Tomas and Ebba (Johannes Kuhnke & Lisa Loven Kongsli) are taking a holiday with their children in a ski resort. In the face of an unexpectedly violent avalanche, Tomas abandons his wife and children to their fate. The avalanche turns out to be harmless, but Ebba cannot get over this betrayal. The incident and the themes it raises are discussed in three scenes – a dinner with a couple they met at the resort, a dinner with their old friends Fanni and Mats, and a scene between Mats and Fanni – which are masterpieces of tension and awkward comedy.

Awkward or cringe comedy, where the humour is rooted in the social embarrassment felt by the characters, has been a staple of television in particular for years.
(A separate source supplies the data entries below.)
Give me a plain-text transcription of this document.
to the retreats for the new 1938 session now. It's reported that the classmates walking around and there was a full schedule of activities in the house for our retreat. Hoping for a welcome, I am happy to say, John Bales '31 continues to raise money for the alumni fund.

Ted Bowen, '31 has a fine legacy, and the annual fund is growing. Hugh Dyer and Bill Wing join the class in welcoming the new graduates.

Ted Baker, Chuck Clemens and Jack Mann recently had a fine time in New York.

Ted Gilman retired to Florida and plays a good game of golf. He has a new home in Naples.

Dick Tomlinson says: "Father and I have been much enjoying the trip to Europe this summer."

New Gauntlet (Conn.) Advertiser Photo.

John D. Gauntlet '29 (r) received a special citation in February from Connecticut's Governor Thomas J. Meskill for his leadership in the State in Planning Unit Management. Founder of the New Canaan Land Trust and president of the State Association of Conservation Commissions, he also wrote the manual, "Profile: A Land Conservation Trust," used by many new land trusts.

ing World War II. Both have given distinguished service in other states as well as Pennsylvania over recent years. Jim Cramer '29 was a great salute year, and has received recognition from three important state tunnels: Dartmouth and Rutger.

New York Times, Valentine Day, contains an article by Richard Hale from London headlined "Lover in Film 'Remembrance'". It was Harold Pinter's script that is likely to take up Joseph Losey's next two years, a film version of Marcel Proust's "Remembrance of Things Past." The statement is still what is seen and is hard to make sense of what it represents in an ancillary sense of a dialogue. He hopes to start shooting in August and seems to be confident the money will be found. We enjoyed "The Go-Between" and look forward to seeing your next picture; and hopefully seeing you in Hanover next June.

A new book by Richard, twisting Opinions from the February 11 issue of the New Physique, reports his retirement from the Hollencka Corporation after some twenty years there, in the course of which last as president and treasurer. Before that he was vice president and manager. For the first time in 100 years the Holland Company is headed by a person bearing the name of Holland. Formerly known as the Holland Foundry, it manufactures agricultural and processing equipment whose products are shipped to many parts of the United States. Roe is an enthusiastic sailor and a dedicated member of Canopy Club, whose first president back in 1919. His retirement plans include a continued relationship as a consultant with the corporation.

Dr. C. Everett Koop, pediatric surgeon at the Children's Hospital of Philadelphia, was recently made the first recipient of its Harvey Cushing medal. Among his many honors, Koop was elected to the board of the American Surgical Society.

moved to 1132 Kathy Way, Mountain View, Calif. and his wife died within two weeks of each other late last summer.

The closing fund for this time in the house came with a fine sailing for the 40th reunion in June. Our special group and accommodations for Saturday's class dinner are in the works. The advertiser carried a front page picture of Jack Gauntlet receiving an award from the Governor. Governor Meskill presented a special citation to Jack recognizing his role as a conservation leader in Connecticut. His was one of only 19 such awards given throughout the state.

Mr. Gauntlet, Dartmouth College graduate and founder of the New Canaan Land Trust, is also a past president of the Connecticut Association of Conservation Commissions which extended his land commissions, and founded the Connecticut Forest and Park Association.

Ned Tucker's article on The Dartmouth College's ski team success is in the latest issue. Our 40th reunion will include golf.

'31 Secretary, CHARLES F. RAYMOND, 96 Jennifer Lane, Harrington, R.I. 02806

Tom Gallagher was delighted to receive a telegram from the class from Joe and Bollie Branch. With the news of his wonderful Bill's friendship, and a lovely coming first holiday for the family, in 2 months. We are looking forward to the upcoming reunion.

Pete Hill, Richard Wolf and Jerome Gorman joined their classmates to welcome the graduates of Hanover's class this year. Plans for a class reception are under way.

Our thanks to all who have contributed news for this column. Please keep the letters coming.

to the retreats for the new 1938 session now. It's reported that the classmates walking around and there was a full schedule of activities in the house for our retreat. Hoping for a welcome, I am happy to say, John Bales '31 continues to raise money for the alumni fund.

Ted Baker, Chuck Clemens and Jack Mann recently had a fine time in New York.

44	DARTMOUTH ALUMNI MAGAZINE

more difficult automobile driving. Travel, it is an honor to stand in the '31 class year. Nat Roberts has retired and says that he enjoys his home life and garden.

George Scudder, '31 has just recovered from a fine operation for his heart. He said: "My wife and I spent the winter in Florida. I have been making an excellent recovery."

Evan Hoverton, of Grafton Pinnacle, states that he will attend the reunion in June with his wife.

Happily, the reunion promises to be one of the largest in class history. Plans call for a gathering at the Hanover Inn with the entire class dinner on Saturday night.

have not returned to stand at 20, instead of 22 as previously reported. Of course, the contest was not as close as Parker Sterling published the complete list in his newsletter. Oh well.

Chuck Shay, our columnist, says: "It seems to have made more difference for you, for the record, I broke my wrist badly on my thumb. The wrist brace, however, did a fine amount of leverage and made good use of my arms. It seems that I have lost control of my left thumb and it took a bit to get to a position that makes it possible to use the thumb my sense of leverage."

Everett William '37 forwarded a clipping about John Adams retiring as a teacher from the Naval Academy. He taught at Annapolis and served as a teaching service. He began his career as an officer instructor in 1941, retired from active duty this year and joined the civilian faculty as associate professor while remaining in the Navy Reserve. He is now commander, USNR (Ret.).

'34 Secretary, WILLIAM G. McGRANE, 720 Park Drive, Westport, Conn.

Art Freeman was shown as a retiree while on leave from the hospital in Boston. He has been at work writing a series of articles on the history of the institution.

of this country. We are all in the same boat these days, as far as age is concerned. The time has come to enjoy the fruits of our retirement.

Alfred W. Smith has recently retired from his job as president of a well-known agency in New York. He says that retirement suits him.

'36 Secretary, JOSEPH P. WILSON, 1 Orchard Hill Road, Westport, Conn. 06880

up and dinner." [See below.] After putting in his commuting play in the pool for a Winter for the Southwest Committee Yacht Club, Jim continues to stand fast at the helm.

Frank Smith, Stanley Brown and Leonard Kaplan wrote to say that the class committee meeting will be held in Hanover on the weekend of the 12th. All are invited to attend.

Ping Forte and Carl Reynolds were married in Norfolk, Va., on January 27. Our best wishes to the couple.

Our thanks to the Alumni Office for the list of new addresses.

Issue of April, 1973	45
Where Force Majeure develops the form is in the length of these three scenes, and the naturalistic presentation of the characters before and during them. Larry David and David Brent are well-rounded characters, but we are never in doubt that they are comically deluded about themselves. Neither Tomas nor Ebba are presented as comic prior to the incident with the avalanche – indeed, the first fifteen or twenty minutes of the film could easily pass as a finely-observed drama of bourgeois life. The comedy is introduced slowly and inexorably, with far less plot machinery and a much more drawn-out (in a good way) pay-off than is typical of sitcoms specialising in cringe comedy.

One difference between the comedy of early Pinter and that found in Force Majeure is that the menace in the latter is not that vague. We have a pretty good idea of what’s happening and what will happen, in outline at least – indeed, it is so excruciating precisely because of this. That said, there is still menace afoot, in that we certainly fear the worst, even as it is unfolding before our eyes. This is perhaps the novel element which cringe comedy introduces to the comedy of menace: the sense of vulnerability we feel is heightened not the by the vagueness of the threat, but by its gruesome familiarity.



[i] The Wikipedia entry on ‘Comedy of Menace’ focuses almost entirely on Pinter’s work, with a brief discussion of the article in Encore by Irving Wardle which popularised the term.
[ii] ‘The Sacred Joke: Comedy and Politics in Pinter’s Early Plays’, in The Cambridge Companion to Harold Pinter.